Bowie corniger

Scientific classification
- Kingdom: Animalia
- Phylum: Arthropoda
- Subphylum: Chelicerata
- Class: Arachnida
- Order: Araneae
- Infraorder: Araneomorphae
- Family: Ctenidae
- Genus: Bowie
- Species: B. corniger
- Binomial name: Bowie corniger (F. O. Pickard-Cambridge, 1898)
- Synonyms: Ctenus corniger F. O. Pickard-Cambridge, 1898 ;

= Bowie corniger =

- Authority: (F. O. Pickard-Cambridge, 1898)

Species of spider

Bowie corniger is a species of spider in the family Ctenidae. It is endemic to South Africa.

==Etymology==
The species name corniger means "horn-bearing" in Latin, likely referring to morphological features of the species.

==Distribution==
Bowie corniger is found only in South Africa, specifically in KwaZulu-Natal province, though no exact locality is known.

==Habitat and ecology==
The species is a free-running ground dweller.

==Description==

Bowie corniger is known only from males.

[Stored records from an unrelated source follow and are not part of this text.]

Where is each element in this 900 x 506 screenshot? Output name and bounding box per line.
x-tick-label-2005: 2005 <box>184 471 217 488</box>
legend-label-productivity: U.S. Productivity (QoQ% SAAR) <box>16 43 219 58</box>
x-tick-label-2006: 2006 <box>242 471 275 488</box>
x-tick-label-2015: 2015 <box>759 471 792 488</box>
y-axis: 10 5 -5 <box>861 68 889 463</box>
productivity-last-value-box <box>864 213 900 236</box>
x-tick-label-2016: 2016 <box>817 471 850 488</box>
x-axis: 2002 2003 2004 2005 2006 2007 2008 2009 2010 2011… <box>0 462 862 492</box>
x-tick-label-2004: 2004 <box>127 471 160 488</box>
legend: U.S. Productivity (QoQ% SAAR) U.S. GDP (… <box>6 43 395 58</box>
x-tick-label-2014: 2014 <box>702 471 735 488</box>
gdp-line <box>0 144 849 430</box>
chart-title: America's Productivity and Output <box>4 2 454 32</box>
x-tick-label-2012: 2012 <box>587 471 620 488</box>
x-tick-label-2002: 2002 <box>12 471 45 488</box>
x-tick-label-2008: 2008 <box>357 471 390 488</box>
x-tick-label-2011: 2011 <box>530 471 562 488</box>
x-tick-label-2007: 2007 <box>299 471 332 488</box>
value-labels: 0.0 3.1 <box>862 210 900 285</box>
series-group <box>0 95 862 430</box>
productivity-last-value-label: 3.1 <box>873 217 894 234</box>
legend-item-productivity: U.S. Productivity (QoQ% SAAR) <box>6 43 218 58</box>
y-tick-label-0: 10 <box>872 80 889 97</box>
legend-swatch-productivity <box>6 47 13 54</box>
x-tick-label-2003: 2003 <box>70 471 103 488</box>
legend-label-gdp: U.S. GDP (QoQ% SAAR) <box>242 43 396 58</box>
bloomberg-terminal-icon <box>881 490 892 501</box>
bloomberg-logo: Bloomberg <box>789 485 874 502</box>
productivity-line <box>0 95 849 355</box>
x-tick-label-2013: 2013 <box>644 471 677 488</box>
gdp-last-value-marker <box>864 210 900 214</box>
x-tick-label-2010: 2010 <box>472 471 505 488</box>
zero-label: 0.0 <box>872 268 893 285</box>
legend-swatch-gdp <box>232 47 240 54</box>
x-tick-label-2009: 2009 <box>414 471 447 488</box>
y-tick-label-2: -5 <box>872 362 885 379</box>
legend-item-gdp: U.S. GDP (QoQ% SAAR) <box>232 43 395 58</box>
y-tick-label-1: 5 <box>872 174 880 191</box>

Although drawings were provided by Benoit in 1979, species identification remains problematic.

==Conservation==
Bowie corniger is listed as Data Deficient for taxonomic reasons. Too little is known about the location, habitat and threats of this taxon for a proper assessment to be made. More sampling is needed as well as redescription of type material.

==Taxonomy==
The species was originally described by Frederick Octavius Pickard-Cambridge in 1898 from Natal. In 2022, it was transferred from the genus Ctenus to the newly erected genus Bowie by Jäger. It was revised by Pierre Benoit in 1979.